Il y a quelques jours qu’un homme de ma connaissance me dit : Je vous ai promis de vous produire dans les bonnes maisons de Paris ; je vous mène à présent chez un grand seigneur, qui est un des hommes du royaume qui représente le mieux.

Que veut dire cela, [2] monsieur ? Est-ce qu’il est plus poli, plus affable que les autres ? [3] Non, me dit-il. Ah ! j’entends : il fait sentir, à tous les instants, la supériorité qu’il a sur tous ceux qui l’approchent. Si cela est, je n’ai que faire d’y aller ; je la lui passe tout entière, et je prends condamnation. [4]

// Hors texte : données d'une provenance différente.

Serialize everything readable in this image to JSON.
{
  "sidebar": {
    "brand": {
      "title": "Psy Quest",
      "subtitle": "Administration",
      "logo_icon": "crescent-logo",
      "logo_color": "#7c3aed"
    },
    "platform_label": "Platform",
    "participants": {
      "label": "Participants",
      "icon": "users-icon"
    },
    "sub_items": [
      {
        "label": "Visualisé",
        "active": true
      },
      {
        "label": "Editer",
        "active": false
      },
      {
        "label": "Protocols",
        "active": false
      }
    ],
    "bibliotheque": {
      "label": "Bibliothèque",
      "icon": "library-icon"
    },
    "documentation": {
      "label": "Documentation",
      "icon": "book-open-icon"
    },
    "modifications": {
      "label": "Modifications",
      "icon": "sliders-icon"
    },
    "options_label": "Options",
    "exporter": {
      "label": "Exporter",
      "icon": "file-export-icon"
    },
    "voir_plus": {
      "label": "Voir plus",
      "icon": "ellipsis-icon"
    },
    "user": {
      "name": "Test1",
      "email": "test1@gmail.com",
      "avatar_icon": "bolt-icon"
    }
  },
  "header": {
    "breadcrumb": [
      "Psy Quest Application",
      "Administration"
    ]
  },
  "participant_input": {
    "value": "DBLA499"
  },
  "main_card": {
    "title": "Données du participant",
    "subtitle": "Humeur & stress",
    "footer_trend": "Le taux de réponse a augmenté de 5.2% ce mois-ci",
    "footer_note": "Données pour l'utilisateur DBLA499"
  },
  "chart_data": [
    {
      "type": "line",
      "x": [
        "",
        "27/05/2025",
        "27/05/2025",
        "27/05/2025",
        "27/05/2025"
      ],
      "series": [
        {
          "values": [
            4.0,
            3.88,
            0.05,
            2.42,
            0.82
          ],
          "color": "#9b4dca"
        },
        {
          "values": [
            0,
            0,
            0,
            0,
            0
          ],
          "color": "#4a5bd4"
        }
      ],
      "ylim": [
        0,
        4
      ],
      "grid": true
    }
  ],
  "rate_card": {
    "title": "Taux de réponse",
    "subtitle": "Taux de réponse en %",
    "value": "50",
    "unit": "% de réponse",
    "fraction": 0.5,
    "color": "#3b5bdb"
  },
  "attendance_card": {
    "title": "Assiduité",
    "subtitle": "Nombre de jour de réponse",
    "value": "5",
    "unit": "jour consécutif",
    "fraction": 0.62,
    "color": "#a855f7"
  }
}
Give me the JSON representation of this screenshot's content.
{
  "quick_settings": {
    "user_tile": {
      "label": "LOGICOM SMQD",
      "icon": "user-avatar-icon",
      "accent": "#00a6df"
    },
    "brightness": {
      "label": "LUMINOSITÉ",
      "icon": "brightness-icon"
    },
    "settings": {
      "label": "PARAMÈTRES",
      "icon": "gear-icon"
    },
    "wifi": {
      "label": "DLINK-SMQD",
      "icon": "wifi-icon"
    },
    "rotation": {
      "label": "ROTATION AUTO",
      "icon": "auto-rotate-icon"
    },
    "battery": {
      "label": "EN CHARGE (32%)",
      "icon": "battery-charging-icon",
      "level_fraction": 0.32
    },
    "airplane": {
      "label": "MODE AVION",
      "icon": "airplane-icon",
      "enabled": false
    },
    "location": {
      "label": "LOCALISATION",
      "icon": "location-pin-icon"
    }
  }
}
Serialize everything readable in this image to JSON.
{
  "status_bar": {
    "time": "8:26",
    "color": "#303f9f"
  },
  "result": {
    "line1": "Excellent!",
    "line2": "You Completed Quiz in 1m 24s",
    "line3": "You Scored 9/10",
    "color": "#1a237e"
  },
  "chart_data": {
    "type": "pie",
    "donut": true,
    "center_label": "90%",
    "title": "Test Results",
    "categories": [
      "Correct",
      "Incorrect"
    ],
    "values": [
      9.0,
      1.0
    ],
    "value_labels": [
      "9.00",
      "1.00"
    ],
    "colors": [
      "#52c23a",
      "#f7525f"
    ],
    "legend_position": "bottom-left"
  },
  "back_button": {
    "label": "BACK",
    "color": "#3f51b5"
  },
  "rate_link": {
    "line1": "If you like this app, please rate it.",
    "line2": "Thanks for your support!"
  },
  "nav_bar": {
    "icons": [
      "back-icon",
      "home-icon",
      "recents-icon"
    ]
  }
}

Il fallut pourtant marcher ; et je vis un petit homme si fier, il prit une prise de tabac avec tant de hauteur, il se moucha si impitoyablement, il cracha avec tant de flegme, il caressa ses chiens d’une manière si offensante

  1. A. C. RICA à USBEK.
  2. A. C. Que cela veut-il dire, monsieur ?
  3. A. C. Plus affable qu’un autre ? Ce n’est pas cela, me dit-il.
  4. A. C. Je n’ai que faire d’y aller ; je prends déjà condamnation, et je la lui passe tout entière.